Gluten-Free Carrot Oatmeal Breakfast Cake
You’ve heard of breakfast cookies, right? But what about breakfast cake? It’s a real thing as long as you choose the right type of cake that can work in the early morning hours. This breakfast cake recipe not only qualifies with multiple breakfast appropriate ingredients, but it also is delicious and good for you, too. Prep time is only 15 minutes, so you can make it for yourself or the whole gang easily. Then prepare to feel energized all morning long.
Ingredients
- 1 cup carrots, grated
- ⅓ cup applesauce
- ⅓ cup maple syrup
- 1 cup almond milk
- 2 eggs
- 1 teaspoon vanilla extract
- 2½ cups gluten-free oats
- 2 scoops Multi Collagen Protein Vanilla
- 1 teaspoon baking powder
- ½ teaspoon sea salt
- 1½ teaspoons cinnamon
- ¼ cup pecans, chopped
- ½ cup golden raisins
- muffin liners
- coconut oil cooking spray
Instructions
Preheat the oven to 350.
In a medium bowl, add in grated carrots, applesauce, maple syrup, almond milk, eggs and vanilla.
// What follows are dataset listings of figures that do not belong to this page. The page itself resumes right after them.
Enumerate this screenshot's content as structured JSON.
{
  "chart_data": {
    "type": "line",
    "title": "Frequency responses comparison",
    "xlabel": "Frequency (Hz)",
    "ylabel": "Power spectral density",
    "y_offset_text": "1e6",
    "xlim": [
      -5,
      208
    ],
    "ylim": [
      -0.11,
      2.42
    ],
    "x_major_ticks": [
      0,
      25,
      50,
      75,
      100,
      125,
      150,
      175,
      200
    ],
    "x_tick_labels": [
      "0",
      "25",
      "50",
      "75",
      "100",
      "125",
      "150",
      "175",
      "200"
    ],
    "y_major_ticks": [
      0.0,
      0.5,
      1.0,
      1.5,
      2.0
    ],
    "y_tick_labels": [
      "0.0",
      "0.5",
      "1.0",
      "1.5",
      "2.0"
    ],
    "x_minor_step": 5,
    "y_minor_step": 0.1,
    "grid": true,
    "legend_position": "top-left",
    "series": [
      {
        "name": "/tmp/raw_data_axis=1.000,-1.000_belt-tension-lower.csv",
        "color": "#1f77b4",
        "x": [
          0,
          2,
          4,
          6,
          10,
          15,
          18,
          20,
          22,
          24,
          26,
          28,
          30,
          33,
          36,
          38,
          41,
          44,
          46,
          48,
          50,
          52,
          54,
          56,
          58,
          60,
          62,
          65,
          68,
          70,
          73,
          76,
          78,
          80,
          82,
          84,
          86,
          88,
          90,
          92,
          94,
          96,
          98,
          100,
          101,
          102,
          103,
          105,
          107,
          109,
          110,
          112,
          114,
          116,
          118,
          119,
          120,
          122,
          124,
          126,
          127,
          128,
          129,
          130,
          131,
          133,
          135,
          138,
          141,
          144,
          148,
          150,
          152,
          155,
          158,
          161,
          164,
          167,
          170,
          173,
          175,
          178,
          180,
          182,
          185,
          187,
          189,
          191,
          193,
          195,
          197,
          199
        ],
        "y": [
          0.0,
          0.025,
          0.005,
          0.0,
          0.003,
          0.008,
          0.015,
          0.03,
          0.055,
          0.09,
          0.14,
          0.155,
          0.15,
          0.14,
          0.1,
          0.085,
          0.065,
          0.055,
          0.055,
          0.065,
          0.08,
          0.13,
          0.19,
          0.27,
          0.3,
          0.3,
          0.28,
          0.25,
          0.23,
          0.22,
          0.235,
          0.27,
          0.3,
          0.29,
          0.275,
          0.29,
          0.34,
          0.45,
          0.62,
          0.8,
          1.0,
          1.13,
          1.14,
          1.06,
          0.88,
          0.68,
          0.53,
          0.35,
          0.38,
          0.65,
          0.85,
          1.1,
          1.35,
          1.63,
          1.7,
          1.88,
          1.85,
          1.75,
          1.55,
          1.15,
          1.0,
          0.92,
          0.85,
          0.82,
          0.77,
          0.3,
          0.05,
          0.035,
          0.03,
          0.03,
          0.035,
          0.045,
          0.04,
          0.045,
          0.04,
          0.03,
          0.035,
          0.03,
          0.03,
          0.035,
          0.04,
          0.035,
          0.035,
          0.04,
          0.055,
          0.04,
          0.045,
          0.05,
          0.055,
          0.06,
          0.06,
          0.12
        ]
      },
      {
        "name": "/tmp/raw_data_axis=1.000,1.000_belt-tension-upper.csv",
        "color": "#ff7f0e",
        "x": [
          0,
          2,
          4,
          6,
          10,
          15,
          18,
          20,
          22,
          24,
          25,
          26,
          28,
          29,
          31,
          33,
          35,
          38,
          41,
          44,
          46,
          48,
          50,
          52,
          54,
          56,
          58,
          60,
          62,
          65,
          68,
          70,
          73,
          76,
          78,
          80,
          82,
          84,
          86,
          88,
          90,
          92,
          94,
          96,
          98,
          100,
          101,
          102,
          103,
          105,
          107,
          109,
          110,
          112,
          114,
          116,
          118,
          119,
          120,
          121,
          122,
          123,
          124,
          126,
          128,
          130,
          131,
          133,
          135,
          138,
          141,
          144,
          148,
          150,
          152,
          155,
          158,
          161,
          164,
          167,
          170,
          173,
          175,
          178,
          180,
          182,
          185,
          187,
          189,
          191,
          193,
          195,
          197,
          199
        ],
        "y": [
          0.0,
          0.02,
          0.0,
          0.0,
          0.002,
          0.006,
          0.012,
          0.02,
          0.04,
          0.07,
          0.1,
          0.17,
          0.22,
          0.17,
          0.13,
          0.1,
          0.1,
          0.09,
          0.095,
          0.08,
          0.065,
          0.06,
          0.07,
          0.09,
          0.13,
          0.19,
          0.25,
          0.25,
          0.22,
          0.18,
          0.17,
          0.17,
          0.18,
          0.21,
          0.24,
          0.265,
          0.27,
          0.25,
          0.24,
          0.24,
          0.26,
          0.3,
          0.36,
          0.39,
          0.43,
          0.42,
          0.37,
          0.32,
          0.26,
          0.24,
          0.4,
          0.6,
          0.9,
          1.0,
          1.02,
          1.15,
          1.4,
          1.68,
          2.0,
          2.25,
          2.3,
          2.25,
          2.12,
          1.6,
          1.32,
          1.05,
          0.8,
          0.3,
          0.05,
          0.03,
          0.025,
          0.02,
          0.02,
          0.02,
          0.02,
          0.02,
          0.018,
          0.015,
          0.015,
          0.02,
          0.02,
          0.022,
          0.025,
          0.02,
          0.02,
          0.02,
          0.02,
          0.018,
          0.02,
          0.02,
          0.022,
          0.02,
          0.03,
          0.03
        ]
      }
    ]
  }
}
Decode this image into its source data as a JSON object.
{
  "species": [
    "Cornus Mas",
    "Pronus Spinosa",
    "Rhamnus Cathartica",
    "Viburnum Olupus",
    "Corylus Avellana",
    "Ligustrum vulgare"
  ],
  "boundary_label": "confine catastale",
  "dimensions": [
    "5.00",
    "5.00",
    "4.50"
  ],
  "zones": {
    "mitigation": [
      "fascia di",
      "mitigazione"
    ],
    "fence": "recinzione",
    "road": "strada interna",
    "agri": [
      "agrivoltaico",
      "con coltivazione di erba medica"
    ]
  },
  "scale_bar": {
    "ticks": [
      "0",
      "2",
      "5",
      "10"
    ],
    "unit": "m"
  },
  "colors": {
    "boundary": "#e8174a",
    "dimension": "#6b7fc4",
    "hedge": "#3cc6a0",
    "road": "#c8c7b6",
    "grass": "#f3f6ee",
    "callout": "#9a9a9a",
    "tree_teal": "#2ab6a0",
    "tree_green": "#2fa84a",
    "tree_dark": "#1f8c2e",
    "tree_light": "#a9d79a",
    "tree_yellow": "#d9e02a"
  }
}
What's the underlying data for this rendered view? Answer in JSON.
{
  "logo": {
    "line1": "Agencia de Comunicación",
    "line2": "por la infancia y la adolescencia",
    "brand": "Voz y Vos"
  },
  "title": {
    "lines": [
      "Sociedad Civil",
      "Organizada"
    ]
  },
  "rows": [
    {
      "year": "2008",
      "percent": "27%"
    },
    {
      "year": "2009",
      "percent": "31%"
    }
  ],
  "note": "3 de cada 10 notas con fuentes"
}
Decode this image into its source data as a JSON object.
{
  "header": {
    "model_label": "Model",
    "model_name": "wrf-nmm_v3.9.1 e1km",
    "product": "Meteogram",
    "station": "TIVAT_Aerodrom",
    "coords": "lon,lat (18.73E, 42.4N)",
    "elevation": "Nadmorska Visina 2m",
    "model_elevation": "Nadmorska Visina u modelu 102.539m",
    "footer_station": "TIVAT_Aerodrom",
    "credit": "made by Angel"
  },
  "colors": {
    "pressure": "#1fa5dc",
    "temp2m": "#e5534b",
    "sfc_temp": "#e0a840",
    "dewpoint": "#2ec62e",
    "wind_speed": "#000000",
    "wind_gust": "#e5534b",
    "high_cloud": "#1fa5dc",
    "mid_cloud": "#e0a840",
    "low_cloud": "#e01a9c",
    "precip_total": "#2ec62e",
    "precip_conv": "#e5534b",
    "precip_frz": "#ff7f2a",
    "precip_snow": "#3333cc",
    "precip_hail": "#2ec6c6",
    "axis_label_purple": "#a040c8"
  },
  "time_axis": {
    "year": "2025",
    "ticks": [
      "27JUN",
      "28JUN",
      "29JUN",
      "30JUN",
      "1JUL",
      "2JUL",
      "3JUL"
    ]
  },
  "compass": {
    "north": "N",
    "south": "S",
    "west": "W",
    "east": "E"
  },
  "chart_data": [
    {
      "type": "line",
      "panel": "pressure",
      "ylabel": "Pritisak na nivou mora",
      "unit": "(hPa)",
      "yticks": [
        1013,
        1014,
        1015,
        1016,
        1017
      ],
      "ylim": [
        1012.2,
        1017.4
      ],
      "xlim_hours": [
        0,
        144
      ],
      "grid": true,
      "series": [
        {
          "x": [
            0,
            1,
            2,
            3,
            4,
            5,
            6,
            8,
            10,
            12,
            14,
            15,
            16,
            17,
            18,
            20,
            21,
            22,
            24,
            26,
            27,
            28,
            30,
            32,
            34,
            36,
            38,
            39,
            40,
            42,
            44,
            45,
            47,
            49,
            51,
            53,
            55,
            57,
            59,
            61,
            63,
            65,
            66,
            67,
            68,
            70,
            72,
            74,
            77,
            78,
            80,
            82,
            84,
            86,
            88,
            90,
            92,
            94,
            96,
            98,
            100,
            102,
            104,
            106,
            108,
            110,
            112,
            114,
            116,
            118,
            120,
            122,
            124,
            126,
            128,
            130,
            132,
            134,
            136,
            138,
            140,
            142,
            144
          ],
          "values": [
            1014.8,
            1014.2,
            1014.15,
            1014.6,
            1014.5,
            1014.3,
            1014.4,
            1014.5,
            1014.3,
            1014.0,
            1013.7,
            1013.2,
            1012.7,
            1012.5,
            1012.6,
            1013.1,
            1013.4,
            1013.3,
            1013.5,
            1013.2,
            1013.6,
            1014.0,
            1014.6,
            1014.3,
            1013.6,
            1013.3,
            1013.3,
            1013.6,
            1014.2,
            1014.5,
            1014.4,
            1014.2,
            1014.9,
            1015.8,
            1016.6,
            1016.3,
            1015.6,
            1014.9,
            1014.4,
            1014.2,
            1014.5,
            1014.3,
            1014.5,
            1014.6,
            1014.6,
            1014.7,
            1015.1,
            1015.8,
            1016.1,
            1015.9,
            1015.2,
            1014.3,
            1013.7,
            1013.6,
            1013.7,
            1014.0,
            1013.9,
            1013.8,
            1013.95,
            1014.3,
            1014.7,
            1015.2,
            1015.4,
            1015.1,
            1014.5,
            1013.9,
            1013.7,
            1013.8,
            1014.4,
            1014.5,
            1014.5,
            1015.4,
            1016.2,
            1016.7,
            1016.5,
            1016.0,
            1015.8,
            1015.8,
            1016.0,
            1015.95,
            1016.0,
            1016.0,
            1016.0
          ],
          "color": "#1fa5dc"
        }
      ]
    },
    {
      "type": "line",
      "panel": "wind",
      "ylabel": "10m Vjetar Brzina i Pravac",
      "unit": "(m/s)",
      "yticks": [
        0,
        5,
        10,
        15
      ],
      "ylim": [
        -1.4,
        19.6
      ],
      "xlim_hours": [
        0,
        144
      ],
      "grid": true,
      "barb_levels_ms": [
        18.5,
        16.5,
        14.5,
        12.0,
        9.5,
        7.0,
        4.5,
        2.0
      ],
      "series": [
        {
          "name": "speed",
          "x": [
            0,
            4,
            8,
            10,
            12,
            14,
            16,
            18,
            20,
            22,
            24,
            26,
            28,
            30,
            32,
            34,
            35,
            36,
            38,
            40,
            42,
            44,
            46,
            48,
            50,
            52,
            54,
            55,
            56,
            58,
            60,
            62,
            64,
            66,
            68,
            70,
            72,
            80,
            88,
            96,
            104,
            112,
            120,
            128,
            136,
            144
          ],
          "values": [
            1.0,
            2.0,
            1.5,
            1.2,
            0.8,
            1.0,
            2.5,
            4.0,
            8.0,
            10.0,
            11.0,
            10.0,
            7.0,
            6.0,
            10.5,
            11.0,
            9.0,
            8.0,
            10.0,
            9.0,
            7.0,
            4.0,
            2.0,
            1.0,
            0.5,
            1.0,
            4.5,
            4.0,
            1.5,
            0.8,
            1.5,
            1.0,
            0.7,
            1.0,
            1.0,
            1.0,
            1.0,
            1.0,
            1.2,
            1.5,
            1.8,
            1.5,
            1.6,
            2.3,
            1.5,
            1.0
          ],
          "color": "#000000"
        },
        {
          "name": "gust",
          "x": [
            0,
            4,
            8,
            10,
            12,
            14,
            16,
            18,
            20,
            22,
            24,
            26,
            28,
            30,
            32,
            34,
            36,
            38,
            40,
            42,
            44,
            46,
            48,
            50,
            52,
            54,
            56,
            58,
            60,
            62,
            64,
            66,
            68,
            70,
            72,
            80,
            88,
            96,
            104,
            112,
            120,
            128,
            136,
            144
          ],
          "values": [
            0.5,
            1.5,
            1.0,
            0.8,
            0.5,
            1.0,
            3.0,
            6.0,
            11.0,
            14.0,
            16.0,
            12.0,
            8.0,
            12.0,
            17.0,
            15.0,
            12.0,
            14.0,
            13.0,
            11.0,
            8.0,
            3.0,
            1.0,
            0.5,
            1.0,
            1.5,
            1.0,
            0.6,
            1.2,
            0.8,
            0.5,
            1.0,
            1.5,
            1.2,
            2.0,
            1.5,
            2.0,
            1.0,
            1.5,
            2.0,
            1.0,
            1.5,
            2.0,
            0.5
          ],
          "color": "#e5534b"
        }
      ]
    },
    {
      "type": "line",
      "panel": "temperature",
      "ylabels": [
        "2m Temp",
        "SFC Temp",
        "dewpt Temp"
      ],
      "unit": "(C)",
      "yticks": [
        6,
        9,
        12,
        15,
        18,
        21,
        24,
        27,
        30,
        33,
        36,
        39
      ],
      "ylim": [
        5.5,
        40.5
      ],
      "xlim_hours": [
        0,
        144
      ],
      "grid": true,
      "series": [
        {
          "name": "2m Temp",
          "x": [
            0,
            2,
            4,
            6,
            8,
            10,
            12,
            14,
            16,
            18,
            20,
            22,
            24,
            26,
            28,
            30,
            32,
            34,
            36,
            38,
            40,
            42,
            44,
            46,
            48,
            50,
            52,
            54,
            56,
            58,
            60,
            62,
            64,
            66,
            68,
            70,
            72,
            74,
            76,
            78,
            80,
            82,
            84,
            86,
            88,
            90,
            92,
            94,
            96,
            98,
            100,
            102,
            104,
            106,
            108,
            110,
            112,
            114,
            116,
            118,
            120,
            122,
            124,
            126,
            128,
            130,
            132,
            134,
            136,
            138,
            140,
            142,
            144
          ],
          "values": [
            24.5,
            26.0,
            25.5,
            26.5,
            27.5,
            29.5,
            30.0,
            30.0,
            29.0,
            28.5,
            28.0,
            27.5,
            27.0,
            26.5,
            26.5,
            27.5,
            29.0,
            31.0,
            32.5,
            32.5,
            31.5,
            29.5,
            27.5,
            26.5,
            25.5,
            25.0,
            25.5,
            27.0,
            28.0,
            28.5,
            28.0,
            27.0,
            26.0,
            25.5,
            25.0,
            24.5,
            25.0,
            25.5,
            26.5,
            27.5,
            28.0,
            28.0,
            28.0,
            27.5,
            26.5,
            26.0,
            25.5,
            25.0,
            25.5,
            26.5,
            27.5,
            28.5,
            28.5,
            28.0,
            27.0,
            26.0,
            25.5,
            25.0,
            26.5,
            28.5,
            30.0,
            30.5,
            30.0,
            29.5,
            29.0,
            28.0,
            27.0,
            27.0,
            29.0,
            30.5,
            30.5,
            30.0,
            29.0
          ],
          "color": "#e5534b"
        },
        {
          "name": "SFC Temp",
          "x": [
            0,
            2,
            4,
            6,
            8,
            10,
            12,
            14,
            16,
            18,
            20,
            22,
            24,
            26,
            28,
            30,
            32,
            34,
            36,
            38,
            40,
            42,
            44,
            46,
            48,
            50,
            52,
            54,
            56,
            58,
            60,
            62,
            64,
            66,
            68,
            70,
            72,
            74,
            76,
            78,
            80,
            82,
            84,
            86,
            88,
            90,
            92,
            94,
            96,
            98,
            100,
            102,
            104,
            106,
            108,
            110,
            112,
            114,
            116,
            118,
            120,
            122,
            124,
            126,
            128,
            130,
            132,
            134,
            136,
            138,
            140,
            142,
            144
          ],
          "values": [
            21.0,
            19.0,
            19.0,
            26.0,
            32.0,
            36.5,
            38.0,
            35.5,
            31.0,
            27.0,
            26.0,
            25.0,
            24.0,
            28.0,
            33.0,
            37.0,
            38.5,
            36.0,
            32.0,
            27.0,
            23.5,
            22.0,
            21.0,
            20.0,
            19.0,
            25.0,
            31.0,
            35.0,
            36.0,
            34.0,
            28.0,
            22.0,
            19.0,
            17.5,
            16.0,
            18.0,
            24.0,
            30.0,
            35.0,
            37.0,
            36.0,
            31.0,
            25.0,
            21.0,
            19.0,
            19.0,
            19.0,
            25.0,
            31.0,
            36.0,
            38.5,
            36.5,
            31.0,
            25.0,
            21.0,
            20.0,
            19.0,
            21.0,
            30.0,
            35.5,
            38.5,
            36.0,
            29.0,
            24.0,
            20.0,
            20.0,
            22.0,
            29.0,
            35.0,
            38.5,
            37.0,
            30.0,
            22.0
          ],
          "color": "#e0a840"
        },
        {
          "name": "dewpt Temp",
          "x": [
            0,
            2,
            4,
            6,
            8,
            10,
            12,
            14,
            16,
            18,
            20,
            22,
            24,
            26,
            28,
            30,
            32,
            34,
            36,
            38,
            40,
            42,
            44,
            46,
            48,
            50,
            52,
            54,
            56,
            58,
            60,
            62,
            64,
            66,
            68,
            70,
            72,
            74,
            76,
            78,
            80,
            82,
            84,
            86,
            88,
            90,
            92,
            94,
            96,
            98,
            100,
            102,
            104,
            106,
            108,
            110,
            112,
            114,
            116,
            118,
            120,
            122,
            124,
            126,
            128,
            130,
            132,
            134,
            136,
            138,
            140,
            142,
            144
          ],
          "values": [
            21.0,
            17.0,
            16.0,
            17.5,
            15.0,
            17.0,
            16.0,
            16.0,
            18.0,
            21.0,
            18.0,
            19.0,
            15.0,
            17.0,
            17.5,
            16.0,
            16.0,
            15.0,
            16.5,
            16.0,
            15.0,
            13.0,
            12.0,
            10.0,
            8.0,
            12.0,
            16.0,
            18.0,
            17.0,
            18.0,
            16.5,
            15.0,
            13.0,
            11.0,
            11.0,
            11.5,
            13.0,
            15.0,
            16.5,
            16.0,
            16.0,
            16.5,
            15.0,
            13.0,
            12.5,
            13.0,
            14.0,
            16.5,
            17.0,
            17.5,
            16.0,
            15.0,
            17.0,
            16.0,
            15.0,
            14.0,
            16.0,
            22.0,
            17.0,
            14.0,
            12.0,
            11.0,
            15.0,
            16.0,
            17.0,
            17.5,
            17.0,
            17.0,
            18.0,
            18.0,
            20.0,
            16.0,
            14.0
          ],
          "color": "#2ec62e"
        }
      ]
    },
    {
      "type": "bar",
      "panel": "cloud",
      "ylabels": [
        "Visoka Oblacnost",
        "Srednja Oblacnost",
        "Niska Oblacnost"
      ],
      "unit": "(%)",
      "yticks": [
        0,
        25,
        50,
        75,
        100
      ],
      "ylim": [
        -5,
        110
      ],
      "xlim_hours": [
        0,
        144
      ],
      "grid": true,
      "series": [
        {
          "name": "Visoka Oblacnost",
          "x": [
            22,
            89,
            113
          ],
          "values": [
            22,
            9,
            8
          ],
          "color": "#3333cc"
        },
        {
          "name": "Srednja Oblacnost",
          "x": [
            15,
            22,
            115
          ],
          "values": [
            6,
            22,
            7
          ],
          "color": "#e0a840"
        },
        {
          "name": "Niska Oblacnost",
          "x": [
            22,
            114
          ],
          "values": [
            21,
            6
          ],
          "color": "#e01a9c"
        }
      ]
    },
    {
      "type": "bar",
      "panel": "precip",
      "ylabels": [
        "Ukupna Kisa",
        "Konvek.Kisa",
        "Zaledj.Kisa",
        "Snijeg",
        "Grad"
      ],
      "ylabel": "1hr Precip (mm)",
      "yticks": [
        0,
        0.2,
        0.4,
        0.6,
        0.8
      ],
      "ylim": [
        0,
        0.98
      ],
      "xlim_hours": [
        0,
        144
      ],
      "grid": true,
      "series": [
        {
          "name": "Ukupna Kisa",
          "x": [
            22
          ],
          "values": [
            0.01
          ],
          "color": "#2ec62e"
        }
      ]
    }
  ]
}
Whisk until combined. Add in the gluten-free oats, Multi Collagen Protein Vanilla, baking powder, sea salt, and cinnamon. Stir to combine, do not over mix. Fold in pecans and raisins.
Line a muffin pan with paper liners and spray with coconut oil. Fill each muffin liner to around two-thirds full.
Bake for 20-25 minutes or until a toothpick inserted comes out clean.
Muffins can be stored in an airtight container in the refrigerator for up to 4 days or frozen for up to 3 months.